Oh, my goat! Ini artinya kami akan lebih sering berinteraksi. Kemudian, Madam Van Damme menjelaskan apa yang bakal terjadi di Jurusan Sastra Inggirs, setahun ke depan. Aku sendiri tidak tertarik untuk mengikuti penjelasannya.

Aku lebih suka melamun tentang Aisyah, Kirana, dan Juleha. Amelia juga sempat menyelinap. Bagaimana Tuhan telah menciptakan perempuan-perempuan yang unggul. Menjadi kekasih hati salah satu dari mereka saja, adalah sebuah kehormatan bagiku. Kemudian, Geng LGBT tiba-tiba muncul dalam lamunanku. Aku tidak keberatan, kecuali Gatot.

Setelah beberapa lama, aku melihat teman-teman dari kelas lain berbondong-bondong menuju tangga. Itu adalah gejala tidak ada perkuliahan. Selain tanggal merah, tidak ada yang lebih membahagiakan bagi seorang mahasiswa, dari tidak ada kelas.

"Jelas?" kata Madam Van Damme.

Apanya yang jelas? Tak perlu berpikir dua kali, para mahasiswa langsung berdiri, siap meninggalkan kelas. Baru saja hendak melewati pintu keluar, aku dipanggil oleh Madam Van Damme.

"Galang!" dia memanggilku.

Aduh! Ada perlu apa aku dipanggil oleh aktor film laga ini? Semoga saja, aku tidak diajaknya menjadi sparring partner berlatih ilmu bela diri campuran.

“Besok ada seminar penyuluhan narkoba dari BNN (Badan Narkotika Nasional) di Hotel Grand Wahid,” jelas Ibu Van Damme. "Kamu yang pergi!"

"Siap Bu!" aku menjawab, "tapi mengapa saya?"

"Kamu kan anak band?" Madam Van Damme lantas berlalu pergi begitu saja.
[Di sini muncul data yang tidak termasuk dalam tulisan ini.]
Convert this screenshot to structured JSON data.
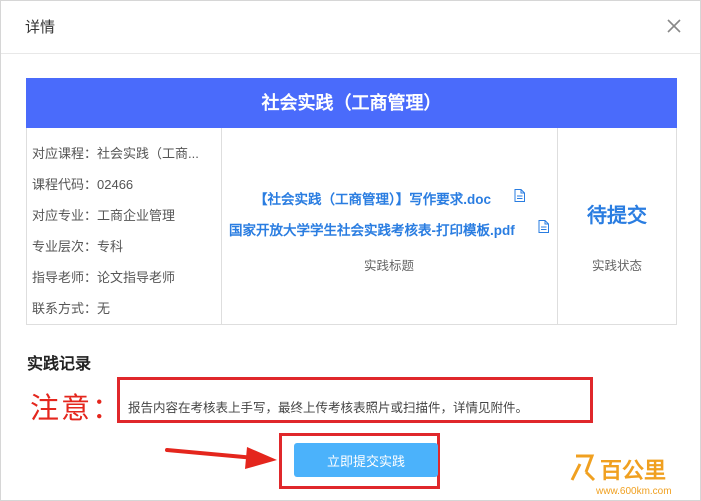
{
  "dialog": {
    "title": "详情",
    "close_icon": "close-icon"
  },
  "banner": {
    "title": "社会实践（工商管理）"
  },
  "info": [
    "对应课程：社会实践（工商...",
    "课程代码：02466",
    "对应专业：工商企业管理",
    "专业层次：专科",
    "指导老师：论文指导老师",
    "联系方式：无"
  ],
  "files": [
    {
      "name": "【社会实践（工商管理）】写作要求.doc",
      "icon": "document-icon"
    },
    {
      "name": "国家开放大学学生社会实践考核表-打印模板.pdf",
      "icon": "document-icon"
    }
  ],
  "mid_label": "实践标题",
  "status": {
    "value": "待提交",
    "label": "实践状态"
  },
  "section_title": "实践记录",
  "note": {
    "label": "注意：",
    "text": "报告内容在考核表上手写，最终上传考核表照片或扫描件，详情见附件。"
  },
  "submit_label": "立即提交实践",
  "watermark": {
    "brand": "百公里",
    "url": "www.600km.com"
  },
  "colors": {
    "banner": "#4a6bfb",
    "link": "#2a7de1",
    "annotation": "#e0282b",
    "button": "#4bb2fb"
  }
}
Dia tidak menerima penolakan.

Tapi, apa hubungan antara pemain band dan penyuluhan narkoba? Okelah, banyak personel band ternama yang terlibat barang haram itu. Tapi, bukankah biasanya undangan semacam seminar itu ditujukan untuk mahasiswa yang terkenal pintar, Amelia misalnya?
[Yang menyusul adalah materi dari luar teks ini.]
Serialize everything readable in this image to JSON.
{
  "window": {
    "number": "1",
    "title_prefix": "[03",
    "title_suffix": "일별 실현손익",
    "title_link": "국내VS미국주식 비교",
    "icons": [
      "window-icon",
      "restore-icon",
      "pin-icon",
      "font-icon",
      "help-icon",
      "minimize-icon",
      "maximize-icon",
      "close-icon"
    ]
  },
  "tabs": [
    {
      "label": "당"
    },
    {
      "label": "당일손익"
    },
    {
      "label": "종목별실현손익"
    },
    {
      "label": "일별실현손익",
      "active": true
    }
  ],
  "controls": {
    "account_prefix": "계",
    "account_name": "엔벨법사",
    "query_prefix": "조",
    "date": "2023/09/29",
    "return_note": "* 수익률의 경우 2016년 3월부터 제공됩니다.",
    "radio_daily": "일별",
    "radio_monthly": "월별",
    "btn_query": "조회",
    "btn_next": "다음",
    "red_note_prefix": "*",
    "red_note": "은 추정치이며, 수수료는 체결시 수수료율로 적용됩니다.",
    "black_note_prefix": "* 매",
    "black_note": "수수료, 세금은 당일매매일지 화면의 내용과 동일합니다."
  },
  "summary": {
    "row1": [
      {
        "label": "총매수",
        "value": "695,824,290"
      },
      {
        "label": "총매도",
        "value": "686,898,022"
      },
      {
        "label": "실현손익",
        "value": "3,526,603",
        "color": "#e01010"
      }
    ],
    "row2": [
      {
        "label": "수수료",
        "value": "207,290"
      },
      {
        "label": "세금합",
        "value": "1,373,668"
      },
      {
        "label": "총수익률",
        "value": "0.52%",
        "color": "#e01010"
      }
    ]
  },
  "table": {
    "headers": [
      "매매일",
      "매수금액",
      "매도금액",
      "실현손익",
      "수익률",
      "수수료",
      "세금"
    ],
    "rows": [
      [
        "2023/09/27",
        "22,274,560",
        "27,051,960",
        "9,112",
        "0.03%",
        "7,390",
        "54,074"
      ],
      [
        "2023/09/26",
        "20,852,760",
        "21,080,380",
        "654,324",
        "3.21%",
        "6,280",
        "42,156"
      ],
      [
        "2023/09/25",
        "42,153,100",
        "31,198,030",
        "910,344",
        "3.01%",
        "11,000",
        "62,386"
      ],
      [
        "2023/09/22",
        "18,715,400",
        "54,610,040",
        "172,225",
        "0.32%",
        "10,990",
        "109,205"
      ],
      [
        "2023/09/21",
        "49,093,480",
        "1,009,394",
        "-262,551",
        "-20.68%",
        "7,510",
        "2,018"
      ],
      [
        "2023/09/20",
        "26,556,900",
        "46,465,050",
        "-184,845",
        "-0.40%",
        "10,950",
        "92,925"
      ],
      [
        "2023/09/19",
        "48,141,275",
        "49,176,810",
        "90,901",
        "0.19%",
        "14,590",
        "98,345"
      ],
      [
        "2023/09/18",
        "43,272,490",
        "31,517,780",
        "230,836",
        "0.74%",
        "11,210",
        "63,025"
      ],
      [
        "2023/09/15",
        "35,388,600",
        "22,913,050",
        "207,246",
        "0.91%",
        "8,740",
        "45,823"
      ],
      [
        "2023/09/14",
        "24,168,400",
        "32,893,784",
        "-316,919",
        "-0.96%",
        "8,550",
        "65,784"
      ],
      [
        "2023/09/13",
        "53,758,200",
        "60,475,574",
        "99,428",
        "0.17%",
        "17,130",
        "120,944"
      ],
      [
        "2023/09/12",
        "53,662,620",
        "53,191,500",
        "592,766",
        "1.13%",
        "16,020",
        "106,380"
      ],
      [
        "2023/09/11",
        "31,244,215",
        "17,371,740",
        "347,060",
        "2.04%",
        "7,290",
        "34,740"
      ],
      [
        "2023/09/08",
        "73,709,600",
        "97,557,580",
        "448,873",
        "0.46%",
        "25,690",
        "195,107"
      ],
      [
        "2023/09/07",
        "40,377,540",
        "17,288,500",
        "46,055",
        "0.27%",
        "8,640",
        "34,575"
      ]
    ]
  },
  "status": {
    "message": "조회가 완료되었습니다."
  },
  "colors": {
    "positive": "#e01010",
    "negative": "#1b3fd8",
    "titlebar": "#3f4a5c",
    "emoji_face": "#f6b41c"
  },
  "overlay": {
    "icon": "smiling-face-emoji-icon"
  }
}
Ya sutra-lah. Aku pun langsung ngacir. Mr. P dan Mat Bagi membuntutiku hingga parkiran. Aku mengatakan pada mereka, kalau aku gak ikut ngopi. Soalnya, aku ada jadwal latihan band. Tidak ada aktivitas yang lebih menyenangkan daripada bermain alat musik. Selain Juleha, bermain alat musik itu membantuku melepas energi yang tak tersalurkan. Oh, yeah!

“Disik’o, aku absen sek,” aku memberitahu mereka.

“Oke,” sahut Mr P. “Nyilih duwite mang ewu, gawe kopi en rokok.” (Pinjam uangnya lima ribu, buat kopi dan rokok)

Meminjami uang bagi teman kuliah itu sama dengan bersedekah. Ikhlaskan saja, karena kemungkinan besar tidak akan dikembalikan. Tapi, aku tak punya pikiran untuk meminjami maupun bersedekah. Uangku adalah uang mereka juga.

“Nyoh,” aku memberi selembar uang Rp10 ribu. “Bagien ambek Mat.”

Siang itu, aku tidak bertemu Aisyah, Kirana, Amelia, begitu pula Juleha. Mungkin mereka sudah pulang duluan. Jadi, aku langsung menunggangi motor matik kesayanganku, dan langsung meluncur ke studio musik.

Yeah! Let's make some fuck'n noise! Inferno, here I come!